* Perfect bond between the reinforcement and the concrete (strain compatibility)

* Monotonic loading and deformations of the section

* Ignore confining effect on concrete

 The internal section forces of the cross-section are generated for a specified section

curvature and a specified axis location. The elastic centroid of the cross-section is

choose as an arbitrary reference centroid. The flexural moments of the section are

computed with reference to axes that pass through the reference centroid.

 The contribution to the axial force and moment of the compression zone of the

concrete is determined by first meshing the geometry into trapezoids and then applying

numeric integration procedures. By numerically integrating the concrete stress surface

over each trapezoid in the meshed section the contributing force from each trapezoid is

found. The sum of all the trapezoid forces is the contribution of the concrete to the

internal axial force. The moment contributions are computed by multiplying the force

from each trapezoid with the distance between the reference centroid and the force.

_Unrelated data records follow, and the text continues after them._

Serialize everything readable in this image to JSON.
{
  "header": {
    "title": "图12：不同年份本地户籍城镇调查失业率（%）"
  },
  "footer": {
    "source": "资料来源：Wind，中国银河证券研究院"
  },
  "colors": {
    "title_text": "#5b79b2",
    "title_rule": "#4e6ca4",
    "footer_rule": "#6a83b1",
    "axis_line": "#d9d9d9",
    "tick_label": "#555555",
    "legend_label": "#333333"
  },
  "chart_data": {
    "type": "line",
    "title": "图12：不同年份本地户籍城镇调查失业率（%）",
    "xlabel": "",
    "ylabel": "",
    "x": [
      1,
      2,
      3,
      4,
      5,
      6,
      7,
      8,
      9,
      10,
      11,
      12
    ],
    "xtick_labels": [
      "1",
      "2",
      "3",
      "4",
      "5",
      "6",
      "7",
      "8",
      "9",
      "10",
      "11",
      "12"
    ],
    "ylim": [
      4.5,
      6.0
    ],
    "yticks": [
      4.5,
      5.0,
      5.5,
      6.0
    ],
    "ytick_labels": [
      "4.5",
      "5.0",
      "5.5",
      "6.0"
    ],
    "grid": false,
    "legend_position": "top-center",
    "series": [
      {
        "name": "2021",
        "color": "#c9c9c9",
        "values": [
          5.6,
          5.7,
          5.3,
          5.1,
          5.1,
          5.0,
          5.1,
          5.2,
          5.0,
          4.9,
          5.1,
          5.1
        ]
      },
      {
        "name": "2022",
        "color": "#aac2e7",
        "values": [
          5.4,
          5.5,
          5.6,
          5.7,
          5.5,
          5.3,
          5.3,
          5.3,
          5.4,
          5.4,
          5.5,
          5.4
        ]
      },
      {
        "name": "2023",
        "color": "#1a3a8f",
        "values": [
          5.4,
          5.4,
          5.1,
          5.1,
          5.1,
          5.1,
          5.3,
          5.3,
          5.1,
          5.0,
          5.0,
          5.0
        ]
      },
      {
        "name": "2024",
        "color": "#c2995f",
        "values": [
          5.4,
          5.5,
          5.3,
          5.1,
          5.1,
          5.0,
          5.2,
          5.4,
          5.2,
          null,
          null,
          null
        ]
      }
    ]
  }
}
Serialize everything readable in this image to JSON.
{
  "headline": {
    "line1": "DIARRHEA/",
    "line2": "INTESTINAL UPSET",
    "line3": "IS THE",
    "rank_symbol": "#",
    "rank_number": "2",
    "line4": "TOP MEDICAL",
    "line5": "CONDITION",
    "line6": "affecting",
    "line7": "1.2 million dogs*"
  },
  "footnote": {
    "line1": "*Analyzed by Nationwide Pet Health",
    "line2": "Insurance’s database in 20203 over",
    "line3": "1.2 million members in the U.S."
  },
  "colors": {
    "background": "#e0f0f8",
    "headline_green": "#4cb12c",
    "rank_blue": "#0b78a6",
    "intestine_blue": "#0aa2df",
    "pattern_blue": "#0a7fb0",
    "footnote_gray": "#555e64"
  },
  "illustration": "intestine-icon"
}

 The strain in the reinforcing bars is assumed to be uniform and is used in

conjunction with the reinforcement stress-strain diagram to compute the stress. The force

in the bar is the area of the bar times the stress taking into account concrete displaced by

the reinforcement bars. The sum of all bar forces is the contribution of the reinforcement

to the internal axial force. The moment contributions of the reinforcement are computed

in the same manner as for concrete using the distance from the reference centroid.

 The total internal axial force is the summation of all the concrete and reinforcement

axial forces with their respective signs. The total moment of the section is the summation

of the moment contributions of concrete and reinforcement.